Huszár Stanislav, Chibale Kelly, Singh Vinayak
Drug Discovery and Development Centre (H3D), University of Cape Town, Rondebosch 7701, South Africa.
Drug Discovery and Development Centre (H3D), University of Cape Town, Rondebosch 7701, South Africa; South African Medical Research Council Drug Discovery and Development Research Unit, Department of Chemistry and Institute of Infectious Disease and Molecular Medicine, University of Cape Town, Rondebosch 7701, South Africa.

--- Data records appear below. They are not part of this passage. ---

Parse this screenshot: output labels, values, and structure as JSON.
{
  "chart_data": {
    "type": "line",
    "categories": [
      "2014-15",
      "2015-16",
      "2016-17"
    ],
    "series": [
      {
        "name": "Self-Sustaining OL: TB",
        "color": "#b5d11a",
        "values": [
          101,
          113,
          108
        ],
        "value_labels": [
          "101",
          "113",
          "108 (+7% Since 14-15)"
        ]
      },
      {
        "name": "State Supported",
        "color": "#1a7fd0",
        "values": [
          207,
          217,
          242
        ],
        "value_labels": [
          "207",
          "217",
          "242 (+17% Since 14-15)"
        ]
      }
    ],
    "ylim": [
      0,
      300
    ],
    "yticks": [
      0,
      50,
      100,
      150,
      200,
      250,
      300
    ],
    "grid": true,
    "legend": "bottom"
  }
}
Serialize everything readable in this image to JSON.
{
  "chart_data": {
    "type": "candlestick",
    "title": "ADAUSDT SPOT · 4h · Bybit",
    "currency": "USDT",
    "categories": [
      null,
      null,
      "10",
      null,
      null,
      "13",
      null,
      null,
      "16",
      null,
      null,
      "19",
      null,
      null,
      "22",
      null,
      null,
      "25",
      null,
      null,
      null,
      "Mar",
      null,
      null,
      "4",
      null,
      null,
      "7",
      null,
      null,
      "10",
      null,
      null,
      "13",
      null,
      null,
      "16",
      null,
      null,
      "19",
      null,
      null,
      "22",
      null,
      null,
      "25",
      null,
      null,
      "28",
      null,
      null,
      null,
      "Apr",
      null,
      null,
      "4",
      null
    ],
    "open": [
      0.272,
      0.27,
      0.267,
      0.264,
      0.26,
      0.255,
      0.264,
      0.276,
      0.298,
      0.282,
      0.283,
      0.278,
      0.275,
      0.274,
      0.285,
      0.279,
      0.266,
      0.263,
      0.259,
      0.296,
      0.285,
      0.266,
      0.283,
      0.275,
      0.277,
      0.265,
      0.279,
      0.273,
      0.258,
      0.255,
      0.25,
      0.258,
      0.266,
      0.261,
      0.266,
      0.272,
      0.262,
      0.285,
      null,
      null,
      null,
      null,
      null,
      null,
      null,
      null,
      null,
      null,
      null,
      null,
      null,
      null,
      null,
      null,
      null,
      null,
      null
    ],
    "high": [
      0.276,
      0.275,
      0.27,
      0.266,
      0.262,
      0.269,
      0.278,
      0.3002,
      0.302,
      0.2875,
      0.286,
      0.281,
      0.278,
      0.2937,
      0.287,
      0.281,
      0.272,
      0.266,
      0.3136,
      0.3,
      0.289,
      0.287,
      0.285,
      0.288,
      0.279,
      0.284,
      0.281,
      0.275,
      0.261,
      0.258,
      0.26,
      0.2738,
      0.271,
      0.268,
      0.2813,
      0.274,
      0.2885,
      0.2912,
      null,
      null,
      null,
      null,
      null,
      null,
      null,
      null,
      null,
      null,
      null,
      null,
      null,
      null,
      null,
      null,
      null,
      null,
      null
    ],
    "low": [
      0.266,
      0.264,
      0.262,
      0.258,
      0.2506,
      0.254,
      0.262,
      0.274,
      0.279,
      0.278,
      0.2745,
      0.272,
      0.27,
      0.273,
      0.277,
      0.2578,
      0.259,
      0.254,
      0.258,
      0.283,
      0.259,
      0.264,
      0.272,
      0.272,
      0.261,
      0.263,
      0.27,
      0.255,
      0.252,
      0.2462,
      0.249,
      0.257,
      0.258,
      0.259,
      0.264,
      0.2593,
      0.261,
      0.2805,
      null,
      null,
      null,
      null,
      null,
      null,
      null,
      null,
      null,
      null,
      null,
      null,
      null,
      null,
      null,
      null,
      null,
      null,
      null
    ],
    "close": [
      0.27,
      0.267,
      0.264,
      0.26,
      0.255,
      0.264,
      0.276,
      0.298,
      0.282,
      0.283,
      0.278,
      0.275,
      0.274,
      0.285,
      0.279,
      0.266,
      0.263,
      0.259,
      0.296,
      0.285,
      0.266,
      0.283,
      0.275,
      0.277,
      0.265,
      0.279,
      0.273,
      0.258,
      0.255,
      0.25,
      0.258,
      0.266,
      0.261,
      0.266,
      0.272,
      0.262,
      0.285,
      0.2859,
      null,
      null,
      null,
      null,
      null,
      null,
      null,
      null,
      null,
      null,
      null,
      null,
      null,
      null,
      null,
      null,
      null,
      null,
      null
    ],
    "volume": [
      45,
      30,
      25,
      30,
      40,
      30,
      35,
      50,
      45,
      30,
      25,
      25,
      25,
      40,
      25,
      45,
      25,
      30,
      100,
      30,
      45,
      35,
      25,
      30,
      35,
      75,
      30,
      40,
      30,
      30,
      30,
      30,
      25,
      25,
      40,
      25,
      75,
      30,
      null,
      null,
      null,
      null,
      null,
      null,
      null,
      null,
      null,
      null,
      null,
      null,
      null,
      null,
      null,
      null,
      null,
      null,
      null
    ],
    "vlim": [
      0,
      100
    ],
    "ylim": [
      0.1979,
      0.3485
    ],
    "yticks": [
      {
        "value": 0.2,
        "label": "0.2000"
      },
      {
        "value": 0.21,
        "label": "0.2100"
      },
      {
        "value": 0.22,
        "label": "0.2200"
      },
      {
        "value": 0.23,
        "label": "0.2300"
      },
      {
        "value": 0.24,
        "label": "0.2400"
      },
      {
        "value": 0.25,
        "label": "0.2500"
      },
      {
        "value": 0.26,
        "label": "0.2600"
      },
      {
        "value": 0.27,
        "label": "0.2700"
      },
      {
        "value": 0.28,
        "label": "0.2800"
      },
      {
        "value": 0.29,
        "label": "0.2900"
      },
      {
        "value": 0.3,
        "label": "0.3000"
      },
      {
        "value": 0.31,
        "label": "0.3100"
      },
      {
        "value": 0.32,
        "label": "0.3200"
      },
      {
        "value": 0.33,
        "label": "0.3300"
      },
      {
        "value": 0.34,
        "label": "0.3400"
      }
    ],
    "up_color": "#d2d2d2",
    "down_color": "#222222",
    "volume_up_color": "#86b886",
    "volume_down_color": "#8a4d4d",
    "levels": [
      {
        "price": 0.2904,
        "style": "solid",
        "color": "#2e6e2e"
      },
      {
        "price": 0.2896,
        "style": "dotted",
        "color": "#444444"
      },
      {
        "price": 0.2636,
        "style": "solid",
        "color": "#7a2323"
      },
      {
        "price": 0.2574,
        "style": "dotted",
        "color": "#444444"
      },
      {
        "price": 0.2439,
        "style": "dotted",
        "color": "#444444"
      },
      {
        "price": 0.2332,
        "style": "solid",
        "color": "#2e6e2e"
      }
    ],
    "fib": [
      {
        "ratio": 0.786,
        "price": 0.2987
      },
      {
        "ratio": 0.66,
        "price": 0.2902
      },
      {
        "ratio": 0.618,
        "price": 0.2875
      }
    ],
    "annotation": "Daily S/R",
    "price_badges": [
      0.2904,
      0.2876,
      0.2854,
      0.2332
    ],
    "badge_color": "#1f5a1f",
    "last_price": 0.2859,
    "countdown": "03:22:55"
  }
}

Drug Discov Today. 2020 Apr;25(4):772-780. doi: 10.1016/j.drudis.2020.02.003. Epub 2020 Feb 13.
Tuberculosis (TB) remains the leading cause of death from an infectious disease worldwide. TB therapy is complicated by the protracted treatment regimens, development of resistance coupled with toxicity and insufficient sterilizing capacity of current drugs. Although considerable progress has been made on establishing a TB drug pipeline, the high attrition rate reinforces the need to continually replenish the pipeline with high-quality leads that act through inhibition of novel targets. In this review, we highlight some of the key advances that have assisted TB drug discovery with novel chemical matter, targets and strategies - to fuel the TB drug pipeline.
结核病(TB)仍然是全球传染病致死的主要原因。结核病治疗因疗程漫长、耐药性的产生、药物毒性以及现有药物杀菌能力不足而变得复杂。尽管在建立结核病药物研发线方面已经取得了相当大的进展,但高淘汰率凸显了持续用通过抑制新靶点起作用的高质量先导化合物来充实研发线的必要性。在本综述中,我们重点介绍了一些关键进展,这些进展借助新型化学物质、靶点和策略推动了结核病药物研发,为结核病药物研发线提供动力。